Querying GeoParquet with DuckDB Spatial

This guide runs spatial SQL straight against a GeoParquet file — local or on object storage — and returns a GeoDataFrame, all without a database server or a full in-memory load. It is for analysts whose data has outgrown a comfortable GeoDataFrame but who don't want to stand up PostGIS. It sits under DuckDB Spatial Analytics in Spatial Analysis & Advanced Query Techniques.

Why This Approach / What Goes Wrong

GeoParquet stores geometry as WKB in a columnar layout with per-row-group bounding-box statistics. DuckDB exploits both: it reads only the columns a query references and skips row groups whose bbox can't satisfy a spatial filter — so a windowed query over a multi-gigabyte file touches a fraction of it. The pitfalls are mechanical: forgetting to load the spatial extension, computing metric quantities on EPSG:4326 degrees, and losing the CRS when converting DuckDB output to GeoPandas. Pass geometry across the boundary as WKB and set the CRS explicitly, and the hand-off is clean.

Prerequisites

duckdb>=0.10
geopandas>=0.14
shapely>=2.0 (WKB conversion)
A GeoParquet file (.parquet with a geometry/geom column)

pip install "duckdb>=0.10" "geopandas>=0.14" "shapely>=2.0"

Step-by-Step Implementation

1. Connect and load the spatial extension.

import duckdb

con = duckdb.connect()
con.install_extension("spatial")
con.load_extension("spatial")

2. Inspect the file's schema and geometry column name.

schema = con.sql("DESCRIBE SELECT * FROM 'buildings.parquet'").df()
print(schema[["column_name", "column_type"]].to_string(index=False))
# column_name column_type
#  building_id      BIGINT
#     area_m2      DOUBLE
#        geom    GEOMETRY

3. Run a windowed spatial query, returning geometry as WKB.

query = """
SELECT building_id, area_m2, ST_AsWKB(geom) AS wkb
FROM 'buildings.parquet'
WHERE ST_Intersects(
    geom,
    ST_MakeEnvelope(7.60, 45.00, 7.80, 45.10)   -- lon/lat window, EPSG:4326
)
AND area_m2 > 120
"""
result_df = con.sql(query).df()

4. Rebuild a GeoDataFrame, setting the CRS explicitly.

import geopandas as gpd

buildings = gpd.GeoDataFrame(
    result_df.drop(columns="wkb"),
    geometry=gpd.GeoSeries.from_wkb(result_df["wkb"]),
    crs="EPSG:4326",
)

5. (Optional) Query remote GeoParquet over HTTP range requests.

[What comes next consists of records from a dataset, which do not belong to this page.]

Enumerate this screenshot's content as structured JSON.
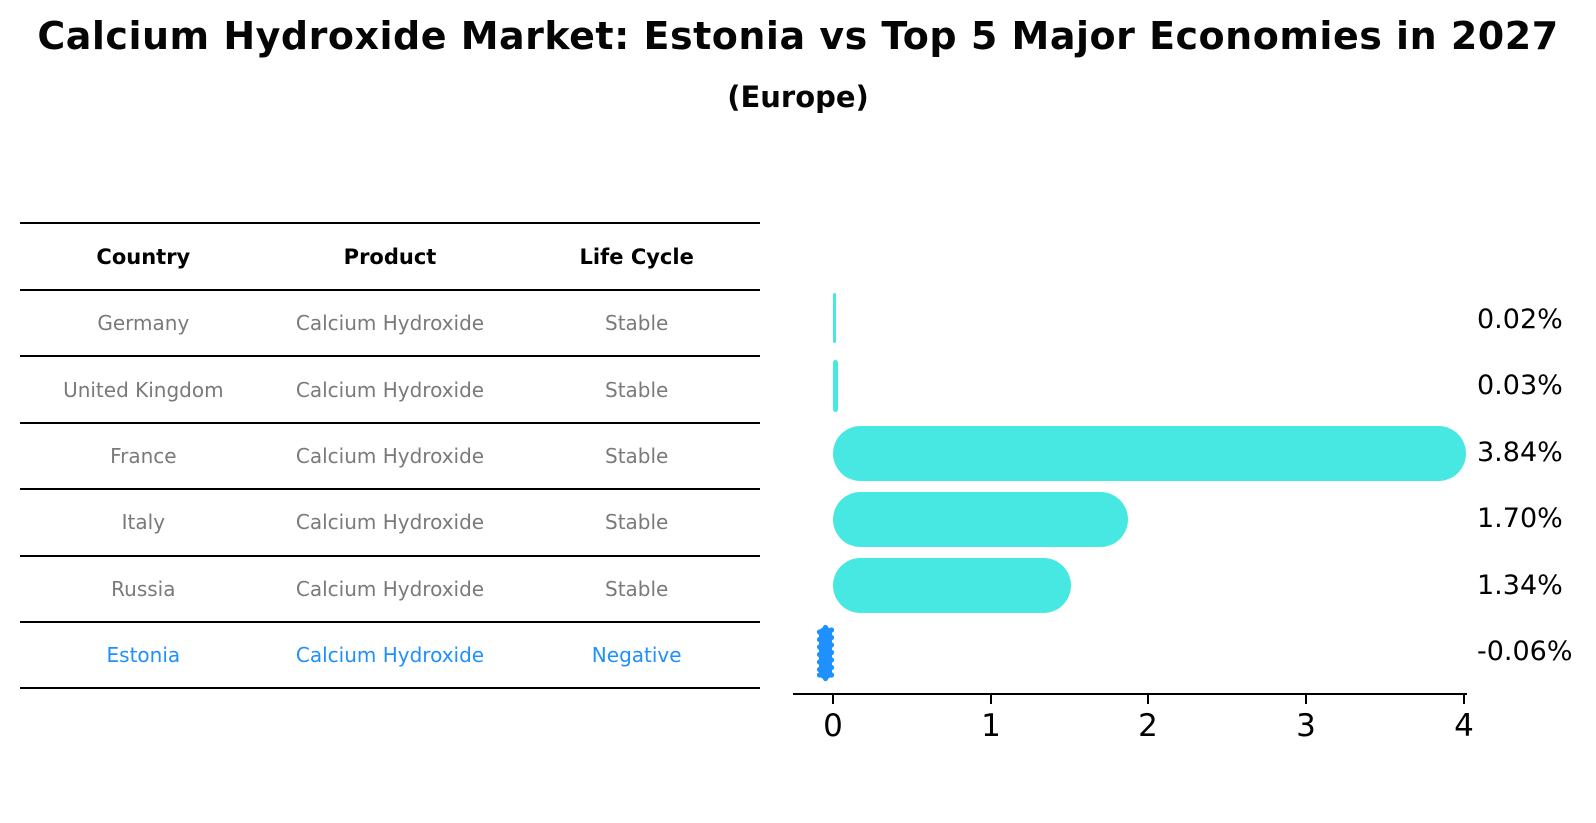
{
  "title": "Calcium Hydroxide Market: Estonia vs Top 5 Major Economies in 2027",
  "subtitle": "(Europe)",
  "table": {
    "headers": [
      "Country",
      "Product",
      "Life Cycle"
    ],
    "rows": [
      {
        "country": "Germany",
        "product": "Calcium Hydroxide",
        "life_cycle": "Stable",
        "highlight": false
      },
      {
        "country": "United Kingdom",
        "product": "Calcium Hydroxide",
        "life_cycle": "Stable",
        "highlight": false
      },
      {
        "country": "France",
        "product": "Calcium Hydroxide",
        "life_cycle": "Stable",
        "highlight": false
      },
      {
        "country": "Italy",
        "product": "Calcium Hydroxide",
        "life_cycle": "Stable",
        "highlight": false
      },
      {
        "country": "Russia",
        "product": "Calcium Hydroxide",
        "life_cycle": "Stable",
        "highlight": false
      },
      {
        "country": "Estonia",
        "product": "Calcium Hydroxide",
        "life_cycle": "Negative",
        "highlight": true
      }
    ]
  },
  "chart_data": {
    "type": "bar",
    "orientation": "horizontal",
    "title": "Calcium Hydroxide Market: Estonia vs Top 5 Major Economies in 2027 (Europe)",
    "categories": [
      "Germany",
      "United Kingdom",
      "France",
      "Italy",
      "Russia",
      "Estonia"
    ],
    "values": [
      0.02,
      0.03,
      3.84,
      1.7,
      1.34,
      -0.06
    ],
    "value_labels": [
      "0.02%",
      "0.03%",
      "3.84%",
      "1.70%",
      "1.34%",
      "-0.06%"
    ],
    "unit": "percent",
    "x_ticks": [
      "0",
      "1",
      "2",
      "3",
      "4"
    ],
    "xlim": [
      0,
      4
    ],
    "grid": false,
    "legend": false,
    "bar_color": "#48E8E2",
    "highlight_color": "#1E90FF",
    "highlight_index": 5
  },
  "colors": {
    "bar": "#48E8E2",
    "highlight": "#1E90FF",
    "table_text": "#7a7a7a",
    "header_text": "#000000",
    "axis": "#000000"
  }
}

con.install_extension("httpfs")
con.load_extension("httpfs")
remote_count = con.sql(
    "SELECT count(*) FROM 'https://data.example.com/parcels.parquet' "
    "WHERE ST_Area(geom) > 1000"
).fetchone()[0]
print("Matching parcels:", remote_count)

Verification

Confirm the result decoded to real geometries with the expected CRS and that the spatial filter actually narrowed the set.

print("Rows returned:", len(buildings))            # Rows returned: 4127
print("CRS:", buildings.crs.to_epsg())             # CRS: 4326
print("Geom type:", buildings.geometry.geom_type.unique())  # ['Polygon']
assert buildings.geometry.notnull().all()

# All features fall inside the requested window
minx, miny, maxx, maxy = buildings.total_bounds
assert 7.60 <= minx and maxx <= 7.80, "Filter window not respected"

Edge Cases & Debugging

spatial functions undefined. Load the extension every session: con.load_extension("spatial").
CRS is None after conversion. Pass crs="EPSG:4326" (or the file's real CRS) when building the GeoDataFrame.
Areas in the millions or billions. You computed on degrees; wrap geometry in ST_Transform(geom, 'EPSG:4326', 'EPSG:32632') before ST_Area.
Slow despite filtering. The file lacks row-group bbox stats (older writers); rewrite it with a recent GeoParquet writer to enable skipping.
Remote read fails. Load httpfs and ensure the host serves HTTP range requests with CORS.
Geometry column named differently. It may be geometry, not geom; check DESCRIBE output and adjust the SQL.